I replied, "I was in love with her before I dropped her off that night. It was so natural to speak about our future. I love children, the way they see life and I hoped I would be a good dad, like my dad was before my mum's affairs. That destroyed him and I would never settle for that behaviour."

Sarah looked thoughtful, "What you said gives me hope we can achieve what you wish.

"We have a lot of ground to cover but I think this is a point to address the elephant in the room. I have your test results from the clinic. I can tell you or give them to you so you know.
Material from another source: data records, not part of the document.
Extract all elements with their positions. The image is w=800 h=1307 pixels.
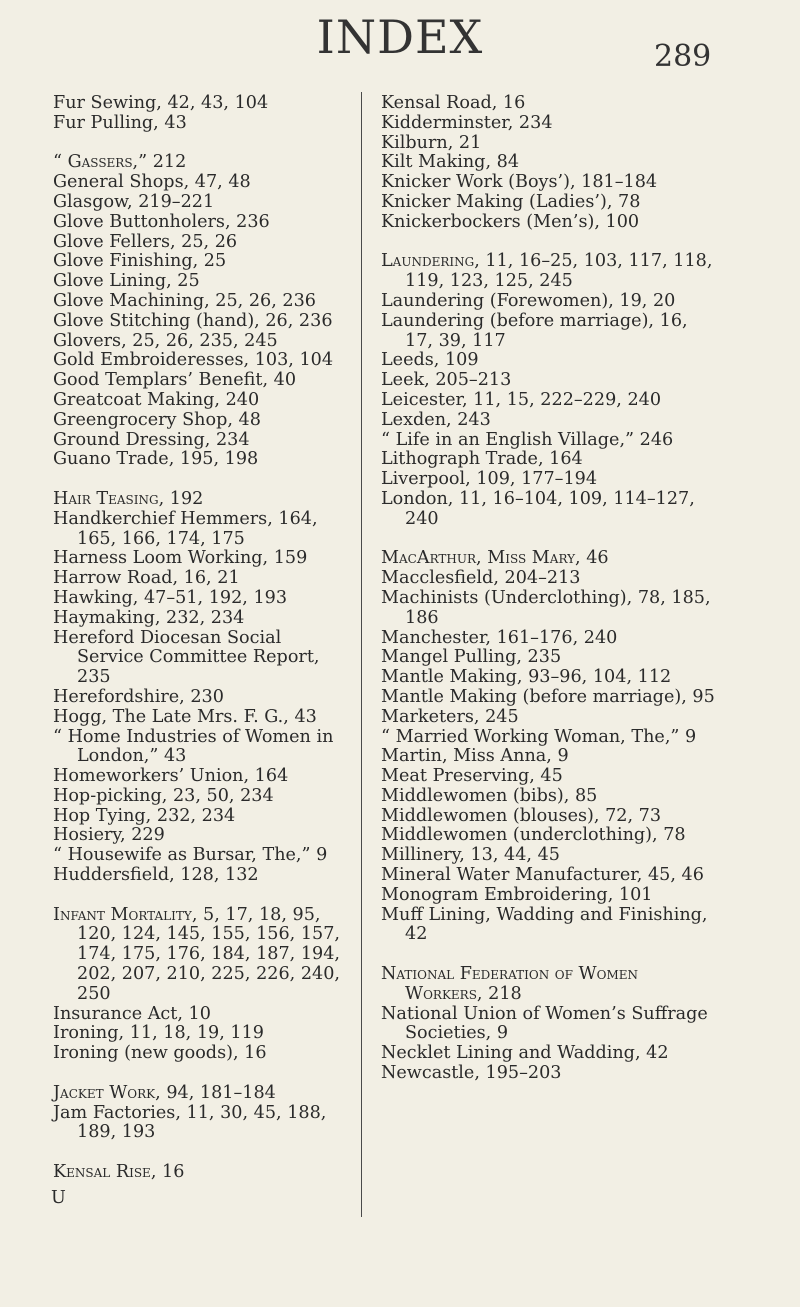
index-entry: Laundering, 11, 16–25, 103, 117, 118, 119, 123, 125, 245: [381, 251, 713, 292]
index-entry: Monogram Embroidering, 101: [381, 884, 653, 905]
section-gap: [53, 1064, 343, 1084]
index-entry: Ironing (new goods), 16: [53, 1043, 267, 1064]
index-entry: Huddersfield, 128, 132: [53, 865, 259, 886]
index-entry: Insurance Act, 10: [53, 1003, 211, 1024]
index-entry: Good Templars’ Benefit, 40: [53, 370, 297, 391]
index-entry: Kilburn, 21: [381, 132, 482, 153]
index-entry: Harness Loom Working, 159: [53, 548, 308, 569]
index-entry: “ Home Industries of Women in London,” 43: [53, 726, 334, 767]
index-entry: Glove Fellers, 25, 26: [53, 231, 238, 252]
index-entry: Kidderminster, 234: [381, 112, 553, 133]
index-entry: Hereford Diocesan Social Service Committee Report, 235: [53, 627, 320, 688]
index-entry: Hogg, The Late Mrs. F. G., 43: [53, 706, 317, 727]
index-entry: Glove Stitching (hand), 26, 236: [53, 310, 333, 331]
index-entry: Greengrocery Shop, 48: [53, 409, 261, 430]
page-title: INDEX: [316, 10, 484, 64]
index-entry: General Shops, 47, 48: [53, 172, 251, 193]
index-entry: Homeworkers’ Union, 164: [53, 766, 289, 787]
index-entry: Leicester, 11, 15, 222–229, 240: [381, 389, 662, 410]
index-entry: Greatcoat Making, 240: [53, 389, 260, 410]
index-entry: Mantle Making, 93–96, 104, 112: [381, 667, 672, 688]
index-entry: Infant Mortality, 5, 17, 18, 95, 120, 124, 145, 155, 156, 157, 174, 175, 176, 184, 187, 194, 202, 207, 210, 225, 226, 240, 250: [53, 904, 341, 1004]
index-entry: Meat Preserving, 45: [381, 766, 563, 787]
index-entry: “ Life in an English Village,” 246: [381, 429, 674, 450]
index-entry: Haymaking, 232, 234: [53, 607, 245, 628]
section-gap: [381, 530, 716, 550]
index-entry: Hosiery, 229: [53, 825, 165, 846]
index-entry: Machinists (Underclothing), 78, 185, 186: [381, 587, 711, 628]
index-entry: Middlewomen (underclothing), 78: [381, 825, 686, 846]
index-entry: Middlewomen (bibs), 85: [381, 785, 598, 806]
index-entry: Martin, Miss Anna, 9: [381, 746, 569, 767]
index-entry: Glove Machining, 25, 26, 236: [53, 290, 316, 311]
section-gap: [381, 945, 716, 965]
index-entry: Hair Teasing, 192: [53, 488, 204, 509]
index-entry: Harrow Road, 16, 21: [53, 568, 240, 589]
index-entry: Necklet Lining and Wadding, 42: [381, 1043, 669, 1064]
index-entry: Knickerbockers (Men’s), 100: [381, 211, 640, 232]
index-entry: National Federation of Women Workers, 218: [381, 964, 639, 1004]
index-entry: “ Housewife as Bursar, The,” 9: [53, 845, 328, 866]
index-entry: Hop Tying, 232, 234: [53, 805, 236, 826]
index-entry: Mineral Water Manufacturer, 45, 46: [381, 865, 704, 886]
index-entry: Kensal Rise, 16: [53, 1162, 185, 1183]
index-entry: Marketers, 245: [381, 706, 519, 727]
index-entry: Hop-picking, 23, 50, 234: [53, 785, 274, 806]
index-entry: Newcastle, 195–203: [381, 1063, 562, 1084]
page-number: 289: [654, 39, 712, 74]
index-entry: Jam Factories, 11, 30, 45, 188, 189, 193: [53, 1102, 327, 1143]
index-entry: Knicker Work (Boys’), 181–184: [381, 172, 658, 193]
section-gap: [53, 886, 343, 906]
index-entry: Laundering (before marriage), 16, 17, 39, 117: [381, 310, 688, 351]
index-entry: Handkerchief Hemmers, 164, 165, 166, 174, 175: [53, 508, 318, 549]
index-entry: Liverpool, 109, 177–194: [381, 469, 598, 490]
index-entry: Manchester, 161–176, 240: [381, 627, 618, 648]
section-gap: [53, 134, 343, 154]
index-entry: Fur Pulling, 43: [53, 112, 187, 133]
index-entry: Ironing, 11, 18, 19, 119: [53, 1023, 264, 1044]
signature-mark: U: [51, 1188, 66, 1208]
index-entry: Lexden, 243: [381, 409, 491, 430]
index-entry: Middlewomen (blouses), 72, 73: [381, 805, 662, 826]
index-entry: Fur Sewing, 42, 43, 104: [53, 93, 269, 113]
index-entry: “ Gassers,” 212: [53, 152, 187, 173]
index-entry: Macclesfield, 204–213: [381, 568, 581, 589]
index-entry: Ground Dressing, 234: [53, 429, 250, 450]
index-entry: National Union of Women’s Suffrage Societies, 9: [381, 1003, 708, 1044]
section-gap: [53, 1143, 343, 1163]
index-entry: Leeds, 109: [381, 350, 479, 371]
index-entry: Glove Finishing, 25: [53, 251, 227, 272]
index-entry: Glove Buttonholers, 236: [53, 211, 270, 232]
index-entry: Gold Embroideresses, 103, 104: [53, 350, 334, 371]
index-column-left: [53, 94, 343, 1183]
index-entry: Millinery, 13, 44, 45: [381, 845, 560, 866]
index-entry: Herefordshire, 230: [53, 686, 224, 707]
index-entry: Muff Lining, Wadding and Finishing, 42: [381, 904, 708, 945]
index-entry: Mantle Making (before marriage), 95: [381, 686, 715, 707]
column-divider: [361, 92, 362, 1217]
section-gap: [53, 470, 343, 490]
index-entry: Kensal Road, 16: [381, 93, 526, 113]
index-entry: Laundering (Forewomen), 19, 20: [381, 290, 676, 311]
index-entry: Lithograph Trade, 164: [381, 449, 583, 470]
index-entry: Jacket Work, 94, 181–184: [53, 1082, 276, 1103]
index-entry: Mangel Pulling, 235: [381, 647, 562, 668]
index-entry: Leek, 205–213: [381, 370, 512, 391]
index-entry: London, 11, 16–104, 109, 114–127, 240: [381, 488, 695, 529]
section-gap: [381, 233, 716, 253]
index-entry: Glasgow, 219–221: [53, 191, 215, 212]
index-entry: MacArthur, Miss Mary, 46: [381, 548, 609, 569]
index-column-right: [381, 94, 716, 1084]
index-entry: Guano Trade, 195, 198: [53, 449, 259, 470]
index-entry: Hawking, 47–51, 192, 193: [53, 587, 288, 608]
index-entry: Knicker Making (Ladies’), 78: [381, 191, 641, 212]
index-entry: Glove Lining, 25: [53, 271, 200, 292]
index-entry: Glovers, 25, 26, 235, 245: [53, 330, 278, 351]
index-entry: “ Married Working Woman, The,” 9: [381, 726, 697, 747]
index-entry: Kilt Making, 84: [381, 152, 520, 173]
You can tell the other or exchange your results."

Dorothy spoke quietly, "I'd like to see mine please. So much went wrong after that clinic, I need to see to ensure their result was correct at least."

I nodded.

Sarah gave us each our results. I was even more nervous than when I opened my exam results. It took a few minutes to dawn on me, I was fertile. I think my sigh of relief was heard in the next town. It brought a smile to Sarah's face.

Dorothy finished reading hers and handed it to me. I gave her mine. She dissolved into tears as she read it.

"Why? Why? Why didn't I speak to you? If I had we could have avoided all this. I'm so sorry. I didn't know how to approach you as they made it clear you were infertile. It would so damage your ego if I told you without seeing that counsellor. Why did I listen to them?"